2010年に行われた上海万博! 中国人客の割り込みなどが注目されたが、そこで、記者が目撃した知られざる中国ビジネスをご紹介したい。
当時、日本館やサウジアラビア館など人気パビリオンでは、待ち時間が5~6時間になることが多かった。炎天下に数時間の待ち時間は若者でもキツイ。それがお年寄りとなるとかなりキツイ。そこで各国パビリオンではお年寄りとその同伴者は優先して入場できるという規定を作った。
そこに目をつけた新しいビジネスがこの世に誕生した。「レンタルじいさん&ばあさん」だ。
■レンタルじいさん&ばあさんとは?
レンタルじいさん&ばあさん(以下レンタルじいさん)は、パビリオンに並びたくない人に、お年寄り自らが体を有料で貸し出すビジネスである。これでお年寄りと同伴者ペアができ優先通路を通ることができるのだ。

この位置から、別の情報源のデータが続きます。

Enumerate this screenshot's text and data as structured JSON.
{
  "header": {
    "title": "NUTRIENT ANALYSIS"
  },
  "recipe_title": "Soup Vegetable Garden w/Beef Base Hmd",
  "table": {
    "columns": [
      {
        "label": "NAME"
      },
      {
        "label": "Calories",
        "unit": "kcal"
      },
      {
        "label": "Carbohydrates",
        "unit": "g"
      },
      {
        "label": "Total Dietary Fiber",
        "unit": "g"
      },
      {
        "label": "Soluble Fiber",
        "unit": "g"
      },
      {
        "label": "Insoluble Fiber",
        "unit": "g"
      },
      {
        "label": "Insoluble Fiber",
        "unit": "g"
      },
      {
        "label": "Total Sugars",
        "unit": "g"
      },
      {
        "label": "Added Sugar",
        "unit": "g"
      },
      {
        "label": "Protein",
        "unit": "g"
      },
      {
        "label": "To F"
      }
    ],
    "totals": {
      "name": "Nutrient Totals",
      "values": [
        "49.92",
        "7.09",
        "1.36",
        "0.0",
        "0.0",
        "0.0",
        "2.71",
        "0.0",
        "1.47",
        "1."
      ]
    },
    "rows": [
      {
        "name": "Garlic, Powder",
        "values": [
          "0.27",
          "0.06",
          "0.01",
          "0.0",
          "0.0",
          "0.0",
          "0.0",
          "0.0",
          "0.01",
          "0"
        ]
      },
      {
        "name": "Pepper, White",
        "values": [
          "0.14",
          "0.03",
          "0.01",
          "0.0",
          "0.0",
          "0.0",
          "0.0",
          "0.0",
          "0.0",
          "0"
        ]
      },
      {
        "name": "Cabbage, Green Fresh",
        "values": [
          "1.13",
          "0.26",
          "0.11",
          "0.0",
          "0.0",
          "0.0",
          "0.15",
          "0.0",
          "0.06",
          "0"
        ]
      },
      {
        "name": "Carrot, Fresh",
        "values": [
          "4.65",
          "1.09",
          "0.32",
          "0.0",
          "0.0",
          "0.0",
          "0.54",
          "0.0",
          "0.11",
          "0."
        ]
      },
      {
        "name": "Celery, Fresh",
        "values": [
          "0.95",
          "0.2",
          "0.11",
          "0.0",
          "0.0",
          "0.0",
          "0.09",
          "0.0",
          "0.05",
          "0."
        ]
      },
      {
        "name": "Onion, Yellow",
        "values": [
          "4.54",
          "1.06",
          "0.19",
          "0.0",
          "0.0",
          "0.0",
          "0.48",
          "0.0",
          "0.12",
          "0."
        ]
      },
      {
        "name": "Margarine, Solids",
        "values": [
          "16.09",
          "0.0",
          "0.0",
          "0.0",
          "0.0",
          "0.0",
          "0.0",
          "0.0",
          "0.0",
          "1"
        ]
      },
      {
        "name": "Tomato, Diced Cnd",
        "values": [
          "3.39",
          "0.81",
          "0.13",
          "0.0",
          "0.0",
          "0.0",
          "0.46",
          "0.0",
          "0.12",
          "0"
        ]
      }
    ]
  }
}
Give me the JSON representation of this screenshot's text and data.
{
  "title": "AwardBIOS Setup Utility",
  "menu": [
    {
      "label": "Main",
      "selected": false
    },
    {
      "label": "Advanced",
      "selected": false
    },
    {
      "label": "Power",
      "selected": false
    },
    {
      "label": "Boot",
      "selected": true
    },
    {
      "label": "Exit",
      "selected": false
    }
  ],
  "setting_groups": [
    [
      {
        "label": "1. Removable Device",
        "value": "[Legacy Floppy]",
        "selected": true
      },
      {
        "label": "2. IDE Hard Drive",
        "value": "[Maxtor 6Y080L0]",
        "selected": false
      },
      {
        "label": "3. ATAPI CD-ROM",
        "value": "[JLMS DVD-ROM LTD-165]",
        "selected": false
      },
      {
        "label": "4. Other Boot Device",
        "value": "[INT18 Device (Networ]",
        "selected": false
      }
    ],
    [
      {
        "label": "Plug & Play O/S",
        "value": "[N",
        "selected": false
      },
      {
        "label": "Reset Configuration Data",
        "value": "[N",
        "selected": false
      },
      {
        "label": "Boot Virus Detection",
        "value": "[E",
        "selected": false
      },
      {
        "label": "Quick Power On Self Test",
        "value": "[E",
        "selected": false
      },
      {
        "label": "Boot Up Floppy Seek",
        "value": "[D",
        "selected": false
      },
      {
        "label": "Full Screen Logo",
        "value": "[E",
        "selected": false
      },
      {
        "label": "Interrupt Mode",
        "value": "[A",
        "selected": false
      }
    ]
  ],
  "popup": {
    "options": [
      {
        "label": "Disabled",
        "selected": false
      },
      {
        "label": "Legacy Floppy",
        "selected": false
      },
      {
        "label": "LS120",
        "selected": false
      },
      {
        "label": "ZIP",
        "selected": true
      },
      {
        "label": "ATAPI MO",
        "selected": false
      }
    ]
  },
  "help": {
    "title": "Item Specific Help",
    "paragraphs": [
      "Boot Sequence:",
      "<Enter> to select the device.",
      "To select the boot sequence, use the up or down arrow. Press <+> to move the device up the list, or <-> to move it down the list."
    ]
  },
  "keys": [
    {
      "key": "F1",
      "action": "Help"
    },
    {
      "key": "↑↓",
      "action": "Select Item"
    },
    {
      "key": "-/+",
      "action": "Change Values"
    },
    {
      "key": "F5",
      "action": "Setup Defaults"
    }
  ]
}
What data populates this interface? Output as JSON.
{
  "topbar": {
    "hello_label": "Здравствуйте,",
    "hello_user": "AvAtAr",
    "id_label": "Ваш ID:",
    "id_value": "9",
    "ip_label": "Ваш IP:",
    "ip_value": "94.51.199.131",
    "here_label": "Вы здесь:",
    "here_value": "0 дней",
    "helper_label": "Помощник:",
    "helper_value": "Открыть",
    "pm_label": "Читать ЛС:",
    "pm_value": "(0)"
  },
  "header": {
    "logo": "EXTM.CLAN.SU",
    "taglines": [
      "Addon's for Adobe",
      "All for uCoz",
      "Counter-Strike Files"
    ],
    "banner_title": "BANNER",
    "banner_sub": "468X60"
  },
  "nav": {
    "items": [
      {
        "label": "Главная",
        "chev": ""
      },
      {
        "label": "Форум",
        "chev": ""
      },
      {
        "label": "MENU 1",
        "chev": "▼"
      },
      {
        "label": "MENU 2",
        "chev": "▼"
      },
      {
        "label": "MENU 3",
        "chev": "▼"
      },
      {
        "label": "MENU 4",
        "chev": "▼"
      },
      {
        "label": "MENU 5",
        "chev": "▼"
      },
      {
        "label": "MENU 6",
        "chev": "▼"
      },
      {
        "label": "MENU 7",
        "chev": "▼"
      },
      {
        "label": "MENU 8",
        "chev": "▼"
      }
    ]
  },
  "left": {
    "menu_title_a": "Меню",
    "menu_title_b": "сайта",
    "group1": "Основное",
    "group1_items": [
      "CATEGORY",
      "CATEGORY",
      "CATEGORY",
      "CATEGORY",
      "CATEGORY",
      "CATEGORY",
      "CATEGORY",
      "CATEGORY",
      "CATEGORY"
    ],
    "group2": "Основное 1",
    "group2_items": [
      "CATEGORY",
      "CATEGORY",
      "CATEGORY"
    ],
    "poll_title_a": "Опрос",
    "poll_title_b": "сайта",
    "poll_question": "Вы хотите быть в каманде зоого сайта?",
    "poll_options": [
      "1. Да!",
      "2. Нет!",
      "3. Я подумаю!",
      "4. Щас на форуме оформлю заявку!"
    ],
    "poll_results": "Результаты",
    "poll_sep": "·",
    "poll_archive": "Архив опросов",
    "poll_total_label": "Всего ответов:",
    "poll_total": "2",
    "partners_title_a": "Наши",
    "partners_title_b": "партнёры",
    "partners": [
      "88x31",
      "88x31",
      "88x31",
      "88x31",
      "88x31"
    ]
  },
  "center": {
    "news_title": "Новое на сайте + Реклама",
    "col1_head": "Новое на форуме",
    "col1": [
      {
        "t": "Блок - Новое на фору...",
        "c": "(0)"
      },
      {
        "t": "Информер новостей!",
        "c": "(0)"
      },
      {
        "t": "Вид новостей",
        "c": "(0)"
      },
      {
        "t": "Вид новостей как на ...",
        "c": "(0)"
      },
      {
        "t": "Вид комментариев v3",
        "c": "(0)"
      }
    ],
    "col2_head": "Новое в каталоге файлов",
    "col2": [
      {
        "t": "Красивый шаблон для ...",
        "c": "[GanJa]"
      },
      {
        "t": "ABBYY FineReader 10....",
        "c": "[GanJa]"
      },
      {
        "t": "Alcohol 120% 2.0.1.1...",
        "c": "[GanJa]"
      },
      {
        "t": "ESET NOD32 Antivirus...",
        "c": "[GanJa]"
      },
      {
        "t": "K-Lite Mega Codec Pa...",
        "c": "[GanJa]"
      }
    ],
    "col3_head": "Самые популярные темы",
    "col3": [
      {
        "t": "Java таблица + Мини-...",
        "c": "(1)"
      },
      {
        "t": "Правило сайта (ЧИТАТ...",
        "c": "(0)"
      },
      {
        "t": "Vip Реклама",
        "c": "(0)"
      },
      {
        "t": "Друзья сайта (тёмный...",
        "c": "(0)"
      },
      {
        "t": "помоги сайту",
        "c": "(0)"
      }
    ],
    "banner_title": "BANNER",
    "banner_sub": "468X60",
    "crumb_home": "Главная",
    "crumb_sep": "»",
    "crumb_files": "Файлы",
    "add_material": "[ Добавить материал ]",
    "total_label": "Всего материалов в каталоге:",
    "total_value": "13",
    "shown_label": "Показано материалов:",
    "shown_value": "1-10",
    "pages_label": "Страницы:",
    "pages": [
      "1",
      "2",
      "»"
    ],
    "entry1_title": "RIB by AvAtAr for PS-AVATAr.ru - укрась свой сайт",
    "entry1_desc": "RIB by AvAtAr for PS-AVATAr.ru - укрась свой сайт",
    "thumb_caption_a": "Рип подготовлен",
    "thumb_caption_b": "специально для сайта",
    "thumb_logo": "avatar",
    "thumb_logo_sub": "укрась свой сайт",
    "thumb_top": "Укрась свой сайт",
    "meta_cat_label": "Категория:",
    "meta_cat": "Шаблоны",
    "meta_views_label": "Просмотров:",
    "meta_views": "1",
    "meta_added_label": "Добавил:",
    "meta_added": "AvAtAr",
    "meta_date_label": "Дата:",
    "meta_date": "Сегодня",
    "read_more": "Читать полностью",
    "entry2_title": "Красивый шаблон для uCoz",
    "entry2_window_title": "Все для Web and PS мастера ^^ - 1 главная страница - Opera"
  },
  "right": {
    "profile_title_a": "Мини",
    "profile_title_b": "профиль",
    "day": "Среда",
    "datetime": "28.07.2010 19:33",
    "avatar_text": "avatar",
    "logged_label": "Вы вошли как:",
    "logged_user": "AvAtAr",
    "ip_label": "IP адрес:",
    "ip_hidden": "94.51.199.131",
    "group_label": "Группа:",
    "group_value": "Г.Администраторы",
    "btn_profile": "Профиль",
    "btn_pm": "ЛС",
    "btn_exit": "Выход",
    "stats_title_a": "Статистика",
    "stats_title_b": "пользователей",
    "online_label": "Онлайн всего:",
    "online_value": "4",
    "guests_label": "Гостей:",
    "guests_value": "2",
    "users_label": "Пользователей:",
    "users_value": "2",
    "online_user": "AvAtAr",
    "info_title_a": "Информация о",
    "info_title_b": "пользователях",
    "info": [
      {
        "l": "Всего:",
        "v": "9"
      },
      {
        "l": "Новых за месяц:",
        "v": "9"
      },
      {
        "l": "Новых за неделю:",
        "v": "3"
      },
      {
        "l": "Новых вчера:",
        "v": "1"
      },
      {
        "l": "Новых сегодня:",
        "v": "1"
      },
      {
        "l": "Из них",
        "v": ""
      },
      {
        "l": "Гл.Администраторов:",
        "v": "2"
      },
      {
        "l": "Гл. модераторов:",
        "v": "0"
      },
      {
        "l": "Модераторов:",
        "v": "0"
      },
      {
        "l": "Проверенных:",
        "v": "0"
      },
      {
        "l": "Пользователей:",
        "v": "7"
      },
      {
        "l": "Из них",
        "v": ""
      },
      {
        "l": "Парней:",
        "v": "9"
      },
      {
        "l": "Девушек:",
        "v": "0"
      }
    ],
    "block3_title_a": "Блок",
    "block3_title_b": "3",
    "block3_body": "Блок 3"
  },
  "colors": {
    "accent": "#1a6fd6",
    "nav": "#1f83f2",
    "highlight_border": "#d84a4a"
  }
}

■利用したい人はレンタルじいさんを見つけて料金を払えばOK
利用は簡単。入場前にゲート付近で客引きをしているじいさん・ばあさんと交渉するだけだ。利用者はレンタル料と園内での食事などの費用を負担すればOK。あとは園内をレンタルじいさんとともに楽しめば良い。現地警備員に聞いたところによると当時のレンタル料の相場は1日200元(約2800円)ほどだという。
利用者は並ばずにパビリオンに入れてラッキー、レンタルじいさん・ばあさんはついていくだけでお金が入り、しかも食費も浮いてハッピー。まさかの両者ウィンウィンなビジネスモデルなのだ!
■とはいえルール違反はルール違反! 摘発はイタチごっこ
しかし、これでは正直に並んでいる人がバカを見ることになる。各国パビリオンは対応に追われた。あるパビリオンでは、年齢確認のために身分証の提示が必要だったので、提示された身分証にもとづき怪しい人物リストを作成したという。しかし、レンタルじいさん側も偽の身分証を用意するなど対抗。まさにイタチごっこだったという。
なお、レンタルじいさんの摘発は、利用者の事前打ち合わせができておらず、「親戚だ」と主張するのに互いの名前や誕生日が言えない、また同伴の幼児がレンタルじいさんの正体をバラしてしまうなどボロが出て御用となることが多かったようだ。何ともツメの甘い話である。
当時、レンタルじいさん&ばあさんをやっていたお年よりは今、どこで何をしているのだろうか。なお、上海では2015年オープンを目指し、ディズニーランドの建設が進められている。また新しいビジネスが生まれる予感である。